In my never ending quest to find the perfect metric, this book is a wealth of information. If you are just getting past the point of using something basic like Facebook Insights or Google Analytics, you will be challenged by this book. He lays the groundwork for helping you understand such intriguing topics as sentiment information extraction and helps you understand why metrics for Twitter are not an exact science. Lots of research in this book if you are looking to quantify.

4. Trust Agents by Chris Brogan and Julien Smith
How can you not like Chris Brogan? He is polarizing and irreverent. Just the kind of person I want to read. But he is also super smart, innovative and successful. He and Julien Smith get out in front of the pack teaching us how to use the web to "build influence, improve reputation and earn trust." My goal is to be an Agent Zero--you gotta read it. It's good stuff

5. A Million Miles in a Thousand Years by Donald Miller
OK--this is not a book about social media but it is hands-down the best book I have read in a long time, much less this summer. Miller helped me remember that it is not the destination that counts, it is the middle. Boy, how I needed to hear that this summer. He takes the reader through a great journey as he tries to find his biological father. You will cry with him and laugh at him.

There are so many great books out there--can you add to the list?

Tuesday, August 3, 2010

Who Owns That Social Media Account?

I raised a lot of eyebrows this summer at a national conference when I told the audience that our organization requires all managers of social media accounts that are branded with us to file their logins and passwords with our social media manager. I knew what they were thinking--shades of McCarthyism.

But the truth is, we believe that any account that purports to represent the organization is ultimately the organization's property. What does that mean exactly? Who owns that social media account anyway?

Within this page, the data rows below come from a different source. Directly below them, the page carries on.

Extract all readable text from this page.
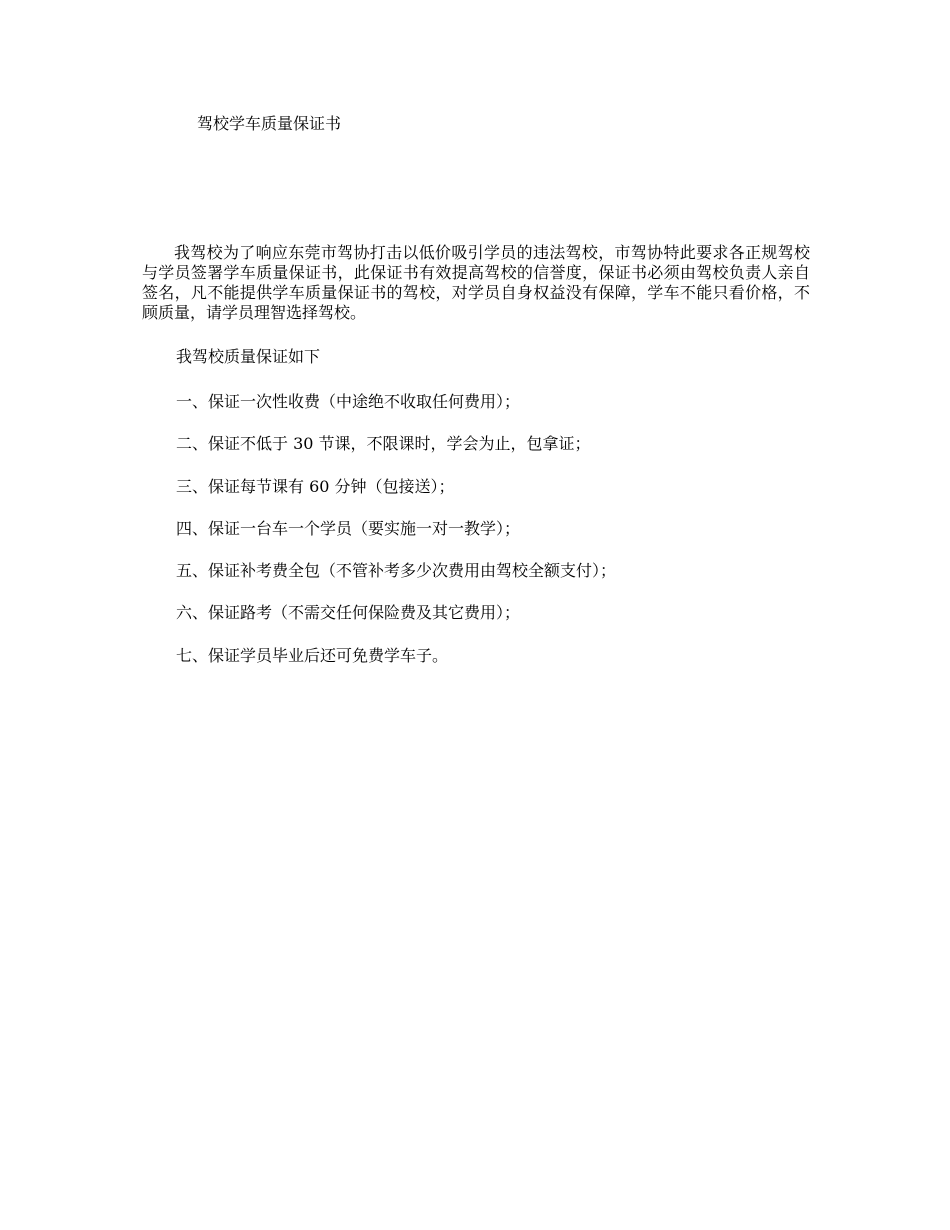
驾校学车质量保证书

我驾校为了响应东莞市驾协打击以低价吸引学员的违法驾校，市驾协特此要求各正规驾校与学员签署学车质量保证书，此保证书有效提高驾校的信誉度，保证书必须由驾校负责人亲自签名，凡不能提供学车质量保证书的驾校，对学员自身权益没有保障，学车不能只看价格，不顾质量，请学员理智选择驾校。

我驾校质量保证如下

一、保证一次性收费（中途绝不收取任何费用）；
二、保证不低于 30 节课，不限课时，学会为止，包拿证；
三、保证每节课有 60 分钟（包接送）；
四、保证一台车一个学员（要实施一对一教学）；
五、保证补考费全包（不管补考多少次费用由驾校全额支付）；
六、保证路考（不需交任何保险费及其它费用）；
七、保证学员毕业后还可免费学车子。
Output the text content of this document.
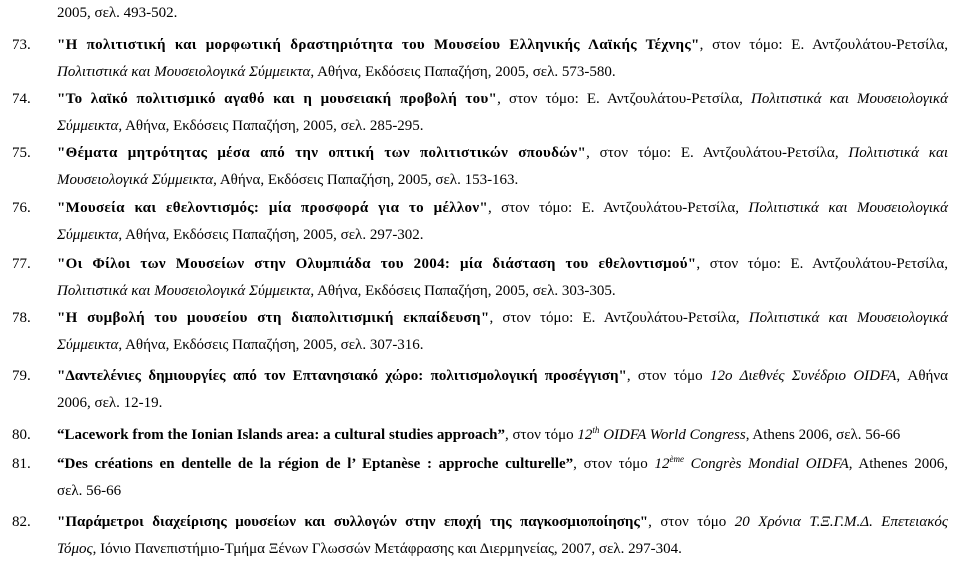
2005, σελ. 493-502.
73.	"Η πολιτιστική και μορφωτική δραστηριότητα του Μουσείου Ελληνικής Λαϊκής Τέχνης", στον τόμο: Ε. Αντζουλάτου-Ρετσίλα,
Πολιτιστικά και Μουσειολογικά Σύμμεικτα, Αθήνα, Εκδόσεις Παπαζήση, 2005, σελ. 573-580.
74.	"Το λαϊκό πολιτισμικό αγαθό και η μουσειακή προβολή του", στον τόμο: Ε. Αντζουλάτου-Ρετσίλα, Πολιτιστικά και Μουσειολογικά
Σύμμεικτα, Αθήνα, Εκδόσεις Παπαζήση, 2005, σελ. 285-295.
75.	"Θέματα μητρότητας μέσα από την οπτική των πολιτιστικών σπουδών", στον τόμο: Ε. Αντζουλάτου-Ρετσίλα, Πολιτιστικά και
Μουσειολογικά Σύμμεικτα, Αθήνα, Εκδόσεις Παπαζήση, 2005, σελ. 153-163.
76.	"Μουσεία και εθελοντισμός: μία προσφορά για το μέλλον", στον τόμο: Ε. Αντζουλάτου-Ρετσίλα, Πολιτιστικά και Μουσειολογικά
Σύμμεικτα, Αθήνα, Εκδόσεις Παπαζήση, 2005, σελ. 297-302.
77.	"Οι Φίλοι των Μουσείων στην Ολυμπιάδα του 2004: μία διάσταση του εθελοντισμού", στον τόμο: Ε. Αντζουλάτου-Ρετσίλα,
Πολιτιστικά και Μουσειολογικά Σύμμεικτα, Αθήνα, Εκδόσεις Παπαζήση, 2005, σελ. 303-305.
78.	"Η συμβολή του μουσείου στη διαπολιτισμική εκπαίδευση", στον τόμο: Ε. Αντζουλάτου-Ρετσίλα, Πολιτιστικά και Μουσειολογικά
Σύμμεικτα, Αθήνα, Εκδόσεις Παπαζήση, 2005, σελ. 307-316.
79.	"Δαντελένιες δημιουργίες από τον Επτανησιακό χώρο: πολιτισμολογική προσέγγιση", στον τόμο 12ο Διεθνές Συνέδριο OIDFA, Αθήνα
2006, σελ. 12-19.
80.	“Lacework from the Ionian Islands area: a cultural studies approach”, στον τόμο 12th OIDFA World Congress, Athens 2006, σελ. 56-66
81.	“Des créations en dentelle de la région de l’ Eptanèse : approche culturelle”, στον τόμο 12ème Congrès Mondial OIDFA, Athenes 2006,
σελ. 56-66
82.	"Παράμετροι διαχείρισης μουσείων και συλλογών στην εποχή της παγκοσμιοποίησης", στον τόμο 20 Χρόνια Τ.Ξ.Γ.Μ.Δ. Επετειακός
Τόμος, Ιόνιο Πανεπιστήμιο-Τμήμα Ξένων Γλωσσών Μετάφρασης και Διερμηνείας, 2007, σελ. 297-304.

Last spring I was charged with writing the organization's social media policy. So, I hit the internet for research. There were several well-written policies, and I documented those in an earlier blog post. I honed these from several sites I looked at online that were similar to this one. There is a template site out there too, but we wanted a policy that fit our organization's culture, so we went the long route. The template site is a good start, but not a good end unless you don't intend to use the policy and just need one for reference.

After much ado about something, we finally got our policy approved, and it includes the following:
A.Institutional Ownership

Any social/new media account considered a public account (see I-B) representing the interests of Bobcat Athletics is the property of Montana State Athletics. Such sites must be registered with the department's social media manager. Permission to start a public account must be obtained from the department's social media manager.
 
This actually sounds more stiff than the real intent, but our lawyer didn't want us to put in print that we were going to request logins and passwords. The registration process includes the listing of logins and passwords. There was a two-fold purpose in our intent:
  1. To remind everyone that when they post anything online, it ultimately reflects on the whole organization. There is accountability, but we never intend to control what they post. (read our whole policy on link above)
  2. To be able to access any social media account in case of any emergency.
What's your view on ownership of social media accounts?